<< folks selling everything they can at any price >>
Clearly been going on for awhile now Dale and could well go further as more and more creative accounting news hit the market. "Which company books can you trust" kind of attitude. Can you imagine the reaction if IBM's books were found to be cooked. No suggestion here and let's hope not. Those o'seas fund managers who can do so (according to the funds charter) continue to be sellers of US stock. One of the funds I follow (with vested interest) is short the US market to a tune of 33% of the funds total investments. In currencies they are long Korean Won, Swiss Franc, Euro and A$. =========================================================== GLOBAL MARKETS-Stock rout deepens as accounting woes spread 12:48, Thursday, 11 July 2002
By Richard Baum
SINGAPORE, July 11 (Reuters) - Financial markets were in turmoil on Thursday after the deepening crisis of confidence in corporate accounting sent U.S. stocks tumbling to five-year lows.
News of a criminal probe into another U.S. telecommunications company pummelled Wall Street stocks on Wednesday and sparked follow-through selling in Asia on Thursday.
The flight from U.S. equities left the dollar mired near a 10-month low against the yen and drove investors into the relatively safety of government bonds, pushing yields to multi-month troughs.
The rout sparked by the alleged $3.85 billion fraud at U.S. long-distance telecoms carrier WorldCom Inc <WCOME.O> gathered pace as investors gave a thumbs-down to U.S. President George W. Bush's proposals to crack down on corporate corruption.
The disclosure on Wednesday that federal prosecutors had launched an unspecified criminal probe into Qwest Communications International Inc. <Q.N>, the fourth-ranked U.S. local phone company, dealt a fresh body blow to confidence in the market.
The Dow Jones Industrial Average <.DJI> tumbled 282.59 points, or 3.11 percent, to 8,813.50, its largest one-day percentage loss since September 2001.
The Nasdaq Composite index <.IXIC>, biased towards technology companies, sank 2.54 percent to 1,346.01, its lowest since May 1997. The broad S&P 500 measure <.SPX> skidded 3.40 percent to 920.47, hitting its lowest level since October 1997.
Qwest shares lost a third of their value.
ASIA CAN'T DECOUPLE
Despite expectations that investors dumping U.S. stocks might park their money in Asia, the region was unable to ignore the fear that the market turmoil could hurt the U.S. economy and have a knock-on effect in the East.

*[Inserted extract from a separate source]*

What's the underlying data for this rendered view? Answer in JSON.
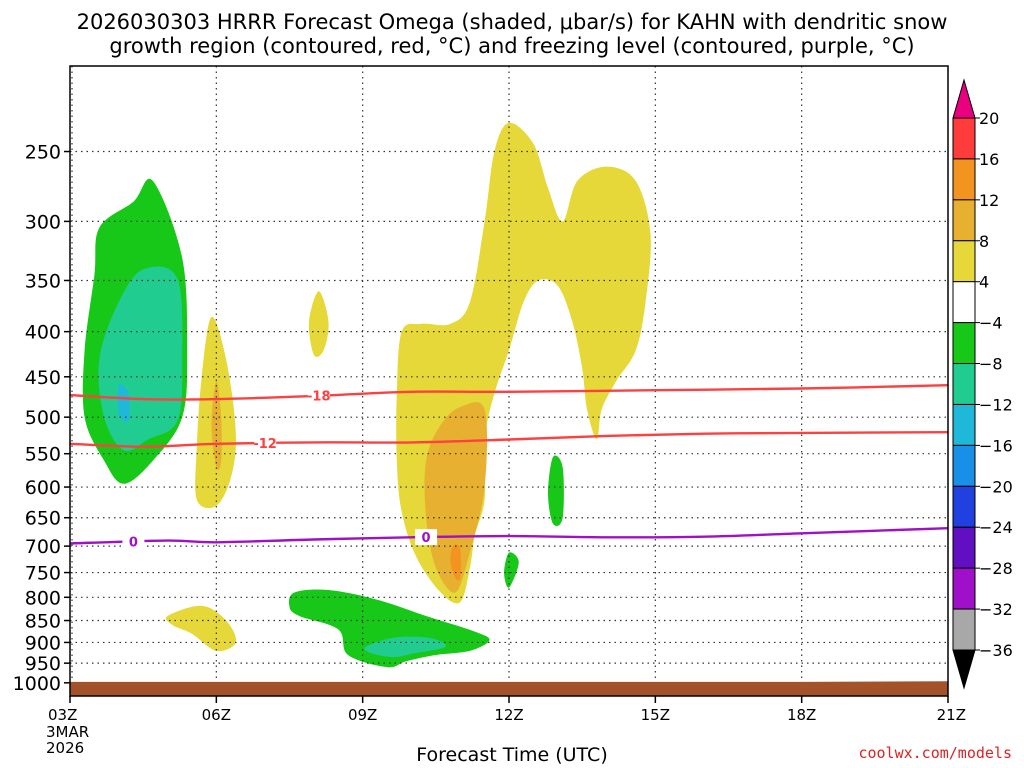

"I want Japanese stocks to decouple from the U.S., but the speed at which money is running from the States is just too fast right now for us not to take a hit," said Hiroshi Nishiyama, senior portfolio manager at SG Yamaichi Asset Management in Japan.
Tokyo's benchmark Nikkei average <.N225> was down 1.45 percent to 10,596.78 by late morning. Hong Kong's Hang Seng Index <.HSI> was off 1.3 percent at 10,645.20, Singapore's Straits Times Index <.STI> lost 0.7 percent to 1,620.29 and South Korea's KOSPI <.KS11> gauge slumped 2.3 percent to 776.60.
Telecoms stocks were among the big losers.
The weakness of the dollar, hurt by foreign investors pulling money out of the United States, has compounded problems for some Asian economies by strengthening their currencies and threatening the price competitiveness of their exports.
The dollar slid to another 10-month low against the yen on Wednesday, at 117.37 yen, and rebounded by less than three decimal points in Asian trade. The euro held around the 98.8-cent level.
The Korean won firmed to levels unseen since November 2000, while Taiwan's dollar reached ever high 13-month peaks.
Debt markets benefited from a flight to safety, with 10-year U.S. Treasury yields falling to their lowest level of the year at 4.64 percent. Yields on five-year Japanese government bonds <0#JPTSY=JBTC> dipped to 0.395 percent, the lowest since August 2001.
European shares sank for a third day running on Wednesday to within sight of nine-month lows. The FTSE Eurotop 300 <.FTEU3> slumped 3.1 percent.